Saturday, July 25, 2009

Why Am I Crying: A Journey Through Postpartum Depression (pt 1)

"As soon as the doctor issues your discharge papers, you can go home" the nurse says to me. My husband smiles, my other 3 children are excited to be out of the confines of the maternity ward, my newborn son sleeps peacfully in his "going home outfit" all snug and secure in his carseat. 2 days after an emergency c-section and 37 weeks after the begining of a very complicated and scary pregnancy, it is time to take my 4th child out into the world...well ok, home.

I smile weakly at the nurse. I can do this. I am a seasoned pro, I mean this is not the first time I have brought a completely helpless baby home. The alarm for the fetal monitor sounds and the nurse says she will return shorty. One other reason I should be grateful to go home, the labor and delivery unit is full. The constant alarms of fetal monitors and b/p machines have kept me up most the night (while I understand the concept of when an alarm goes off in one room, it can be heard in all rooms...after giving birth I would have liked to have a little quiet)

I am dressed. I should be happy to be free of the IV's, catheter, and unbecoming hospital gown. Happy to be out of the bed that caused my lower back and butt to hurt to holy hell. Happy to be taking my baby home, when I know how close we were to having a different outcome.

I look at Noah, sleeping. I am lucky I tell myself. I had pre-ecclampsia, Noah had a growth restriction and was unreactive the day he was born. He came into this world weighing 5pds 15oz a very tiny little boy.

If this is a happy occasion, then why do I feel on the edge of tears? Why do I feel like I am having a panic attack? At that moment, I blamed it on being tired. 37 weeks of sleepless nights followed by a traumatic birthing experience wore me out. That HAD to be the reason.

After leaving the hospital, we had to make a stop to pick up my pain meds. This also happened to be my husbands place of work. Usually I enjoyed trekking out with my just released newborn to his work and showing the baby off to adoring co-workers, watching as my husband beamed with the new dad glow. But this time I just wanted to go home. I didn't want a bunch of people drooling over my newborn. I didnt want to answer the countless questions about his weight or how I was feeling. So I forced a smile and toughed it out.

Since that day, I have been pretty much forcing a smile and toughing it out. When anyone asks, I tell them I am fine. No one knows that I cry. Alot. My smile isnt real.

I live in fear of being "made". I have told myself that I cannot break, I cannot let anyone see me cry, because that is a sign of weakness, and I dont want to come across as weak.

My mind races a mile a minute, and I have many moments where I feel like I cant sit still. At night, I check on Noah a million times, convinced that something bad will happen if I close my eyes.

I am still forcing it. I refuse to admit to even myself that I am in need of help. I don't want to have to depend on anyone...or anything.

But the fact of the matter is, Post Partum Depression is very real. And many women, just like myself, suffer in silence for fear of seeming weak or for being thought of as a bad parent.

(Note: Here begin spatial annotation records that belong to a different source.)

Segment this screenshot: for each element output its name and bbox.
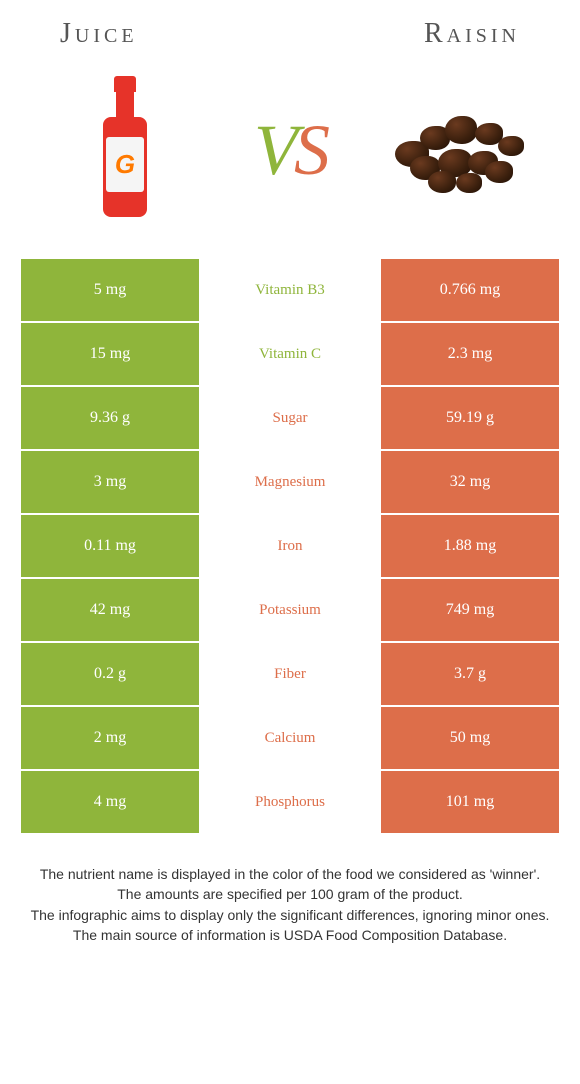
cell-nutrient-name: Calcium — [200, 706, 380, 770]
cell-juice-value: 0.2 g — [20, 642, 200, 706]
vs-s: S — [294, 110, 326, 190]
vs-label: VS — [254, 109, 326, 192]
cell-nutrient-name: Vitamin C — [200, 322, 380, 386]
cell-nutrient-name: Sugar — [200, 386, 380, 450]
footer-text: The nutrient name is displayed in the co… — [0, 834, 580, 945]
cell-raisin-value: 3.7 g — [380, 642, 560, 706]
cell-raisin-value: 1.88 mg — [380, 514, 560, 578]
table-row: 9.36 gSugar59.19 g — [20, 386, 560, 450]
cell-raisin-value: 50 mg — [380, 706, 560, 770]
raisin-icon — [485, 161, 513, 183]
cell-raisin-value: 101 mg — [380, 770, 560, 834]
cell-juice-value: 2 mg — [20, 706, 200, 770]
cell-nutrient-name: Fiber — [200, 642, 380, 706]
raisin-icon — [428, 171, 456, 193]
table-row: 15 mgVitamin C2.3 mg — [20, 322, 560, 386]
footer-line-2: The amounts are specified per 100 gram o… — [20, 884, 560, 904]
cell-nutrient-name: Potassium — [200, 578, 380, 642]
cell-raisin-value: 0.766 mg — [380, 258, 560, 322]
cell-juice-value: 42 mg — [20, 578, 200, 642]
title-right: Raisin — [424, 18, 520, 50]
cell-juice-value: 4 mg — [20, 770, 200, 834]
raisin-icon — [445, 116, 477, 144]
footer-line-4: The main source of information is USDA F… — [20, 925, 560, 945]
images-row: G VS — [0, 58, 580, 258]
table-row: 4 mgPhosphorus101 mg — [20, 770, 560, 834]
title-left: Juice — [60, 18, 138, 50]
bottle-logo: G — [115, 149, 135, 180]
cell-raisin-value: 2.3 mg — [380, 322, 560, 386]
table-row: 5 mgVitamin B30.766 mg — [20, 258, 560, 322]
header-row: Juice Raisin — [0, 0, 580, 58]
raisin-pile-icon — [380, 101, 530, 201]
cell-juice-value: 9.36 g — [20, 386, 200, 450]
footer-line-1: The nutrient name is displayed in the co… — [20, 864, 560, 884]
cell-juice-value: 0.11 mg — [20, 514, 200, 578]
table-row: 0.2 gFiber3.7 g — [20, 642, 560, 706]
table-row: 0.11 mgIron1.88 mg — [20, 514, 560, 578]
cell-juice-value: 3 mg — [20, 450, 200, 514]
cell-nutrient-name: Magnesium — [200, 450, 380, 514]
comparison-table: 5 mgVitamin B30.766 mg15 mgVitamin C2.3 … — [20, 258, 560, 834]
cell-nutrient-name: Iron — [200, 514, 380, 578]
cell-juice-value: 15 mg — [20, 322, 200, 386]
cell-raisin-value: 59.19 g — [380, 386, 560, 450]
table-row: 2 mgCalcium50 mg — [20, 706, 560, 770]
table-row: 3 mgMagnesium32 mg — [20, 450, 560, 514]
cell-nutrient-name: Phosphorus — [200, 770, 380, 834]
vs-v: V — [254, 110, 294, 190]
cell-raisin-value: 32 mg — [380, 450, 560, 514]
bottle-icon: G — [100, 76, 150, 226]
raisin-image — [380, 76, 530, 226]
table-row: 42 mgPotassium749 mg — [20, 578, 560, 642]
raisin-icon — [456, 173, 482, 193]
cell-juice-value: 5 mg — [20, 258, 200, 322]
infographic-container: Juice Raisin G VS 5 mgVitamin B30.766 mg… — [0, 0, 580, 945]
cell-nutrient-name: Vitamin B3 — [200, 258, 380, 322]
juice-image: G — [50, 76, 200, 226]
footer-line-3: The infographic aims to display only the… — [20, 905, 560, 925]
cell-raisin-value: 749 mg — [380, 578, 560, 642]
raisin-icon — [498, 136, 524, 156]
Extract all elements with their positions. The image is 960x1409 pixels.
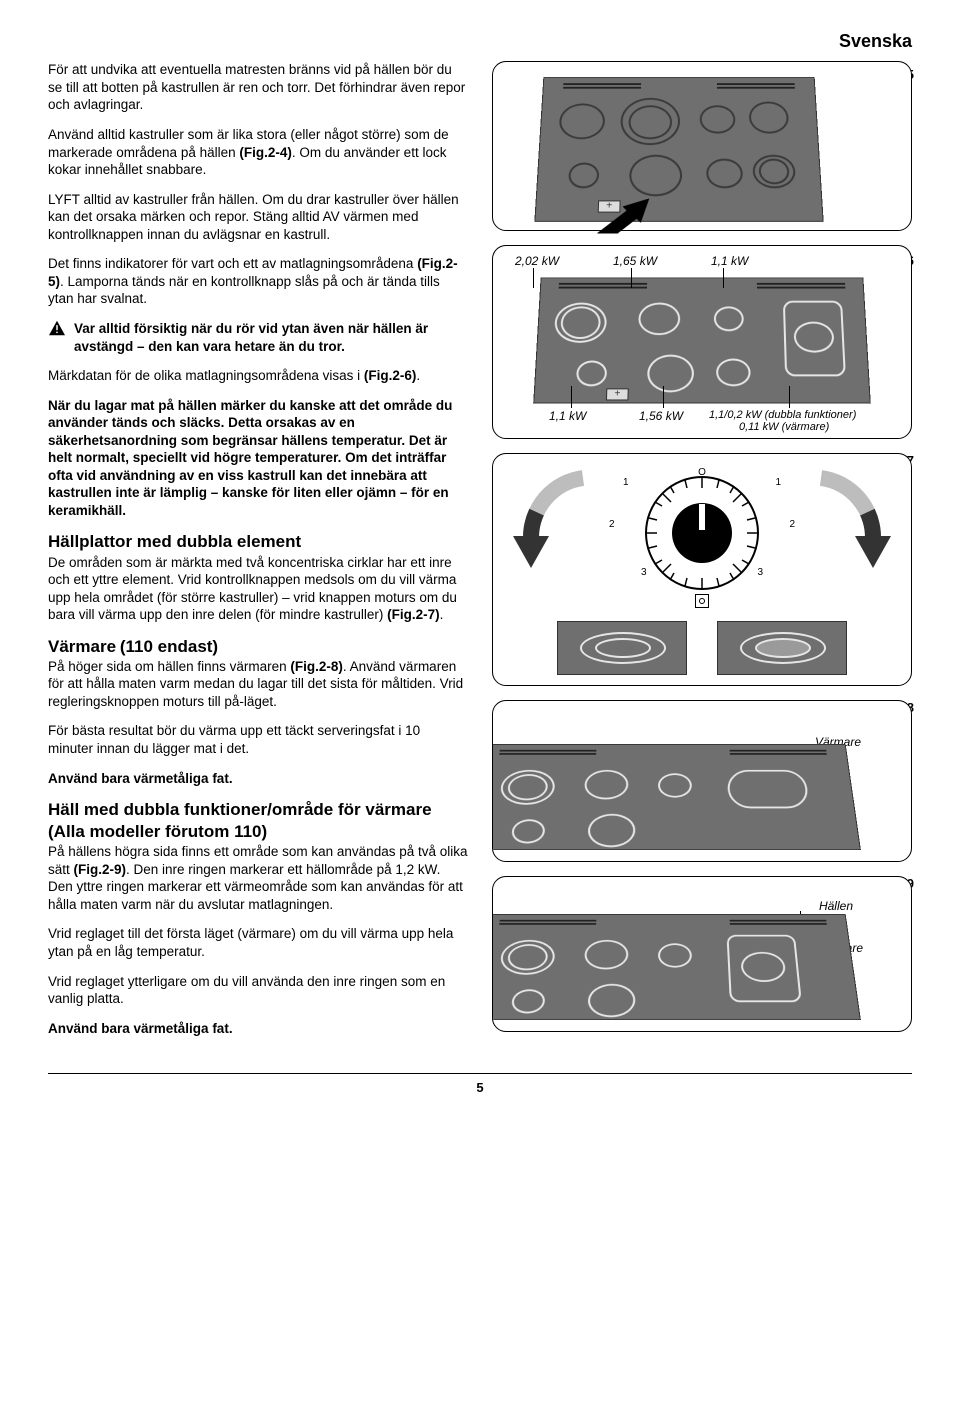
- indicator-symbol: [695, 594, 709, 608]
- content-columns: För att undvika att eventuella matresten…: [48, 61, 912, 1049]
- fig-2-9-frame: Hällen Värmare: [492, 876, 912, 1032]
- pointer-arrow-icon: [597, 193, 649, 234]
- dial-r3: 3: [757, 566, 763, 579]
- kw-bot-left: 1,1 kW: [549, 409, 586, 425]
- h-warmer-sub: (110 endast): [120, 637, 218, 656]
- heading-dual: Hällplattor med dubbla element: [48, 531, 468, 553]
- h-dualfn-sub: (Alla modeller förutom 110): [48, 822, 267, 841]
- p5-a: Märkdatan för de olika matlagningsområde…: [48, 368, 364, 383]
- kw-bot-right2: 0,11 kW (värmare): [739, 420, 829, 434]
- p4-a: Det finns indikatorer för vart och ett a…: [48, 256, 417, 271]
- turn-right-arrow-icon: [811, 468, 891, 578]
- h-dualfn: Häll med dubbla funktioner/område för vä…: [48, 800, 432, 819]
- dial-r2: 2: [789, 518, 795, 531]
- turn-left-arrow-icon: [513, 468, 593, 578]
- p7-c: .: [440, 607, 444, 622]
- fig25-hob: +: [534, 77, 823, 222]
- para-4: Det finns indikatorer för vart och ett a…: [48, 255, 468, 308]
- language-header: Svenska: [48, 30, 912, 53]
- fig28-hob: [492, 744, 861, 850]
- p2-figref: (Fig.2-4): [239, 145, 292, 160]
- heading-dualfn: Häll med dubbla funktioner/område för vä…: [48, 799, 468, 843]
- h-dual: Hällplattor med dubbla element: [48, 532, 301, 551]
- kw-top-1: 1,65 kW: [613, 254, 657, 270]
- left-column: För att undvika att eventuella matresten…: [48, 61, 468, 1049]
- h-warmer: Värmare: [48, 637, 116, 656]
- right-column: Fig.2-5 +: [492, 61, 912, 1049]
- fig-2-7: Fig.2-7: [492, 453, 912, 686]
- dial-l3: 3: [641, 566, 647, 579]
- p7-figref: (Fig.2-7): [387, 607, 440, 622]
- warning-icon: [48, 320, 66, 336]
- fig-2-9: Fig.2-9 Hällen Värmare: [492, 876, 912, 1032]
- p11-figref: (Fig.2-9): [74, 862, 127, 877]
- fig-2-5: Fig.2-5 +: [492, 61, 912, 231]
- p8-figref: (Fig.2-8): [290, 659, 343, 674]
- para-3: LYFT alltid av kastruller från hällen. O…: [48, 191, 468, 244]
- page-number: 5: [476, 1080, 483, 1095]
- fig27-element-right: [717, 621, 847, 675]
- heading-warmer: Värmare (110 endast): [48, 636, 468, 658]
- para-12: Vrid reglaget till det första läget (vär…: [48, 925, 468, 960]
- fig-2-6-frame: 2,02 kW 1,65 kW 1,1 kW: [492, 245, 912, 439]
- dial-l2: 2: [609, 518, 615, 531]
- para-5: Märkdatan för de olika matlagningsområde…: [48, 367, 468, 385]
- dial-o: O: [698, 466, 706, 479]
- fig-2-8-frame: Värmare: [492, 700, 912, 862]
- kw-top-2: 1,1 kW: [711, 254, 748, 270]
- para-8: På höger sida om hällen finns värmaren (…: [48, 658, 468, 711]
- para-10: Använd bara värmetåliga fat.: [48, 770, 468, 788]
- para-2: Använd alltid kastruller som är lika sto…: [48, 126, 468, 179]
- kw-top-0: 2,02 kW: [515, 254, 559, 270]
- para-11: På hällens högra sida finns ett område s…: [48, 843, 468, 913]
- p5-c: .: [416, 368, 420, 383]
- para-1: För att undvika att eventuella matresten…: [48, 61, 468, 114]
- fig27-element-left: [557, 621, 687, 675]
- dial-r1: 1: [775, 476, 781, 489]
- fig-2-7-frame: O 1 1 2 2 3 3: [492, 453, 912, 686]
- para-6: När du lagar mat på hällen märker du kan…: [48, 397, 468, 520]
- fig29-hob: [492, 914, 861, 1020]
- kw-bot-mid: 1,56 kW: [639, 409, 683, 425]
- page-footer: 5: [48, 1073, 912, 1097]
- fig-2-8: Fig.2-8 Värmare: [492, 700, 912, 862]
- para-14: Använd bara värmetåliga fat.: [48, 1020, 468, 1038]
- warning-text: Var alltid försiktig när du rör vid ytan…: [74, 320, 468, 355]
- para-9: För bästa resultat bör du värma upp ett …: [48, 722, 468, 757]
- para-7: De områden som är märkta med två koncent…: [48, 554, 468, 624]
- indicator-box-26: +: [606, 389, 629, 401]
- warning-block: Var alltid försiktig när du rör vid ytan…: [48, 320, 468, 355]
- dial-l1: 1: [623, 476, 629, 489]
- fig29-hallen: Hällen: [819, 899, 853, 915]
- para-13: Vrid reglaget ytterligare om du vill anv…: [48, 973, 468, 1008]
- dial-icon: [637, 468, 767, 598]
- p5-figref: (Fig.2-6): [364, 368, 417, 383]
- fig26-hob: +: [533, 278, 871, 404]
- p8-a: På höger sida om hällen finns värmaren: [48, 659, 290, 674]
- fig-2-5-frame: +: [492, 61, 912, 231]
- fig-2-6: Fig.2-6 2,02 kW 1,65 kW 1,1 kW: [492, 245, 912, 439]
- p4-c: . Lamporna tänds när en kontrollknapp sl…: [48, 274, 440, 307]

Please join me this week as I take you on a journey through my PPD and how I am getting better, with a little help from my friends.

1 comment:

  1. Oh I so feel for you. I had a lot of these same feelings after my second birth which was also pretty traumatic. They warned me that it would happen though. That when things don't go according to plan you do what you have to to get through it, but afterwards you feel like falling apart.

    I coould cry on the drop of a dime...I feel lucky that it didn't last too long...maybe a couple weeks. But babies are not easy...and dealing with all that other stuff just makes it harder.

    It sounds like you're surrounded by some really caring people though!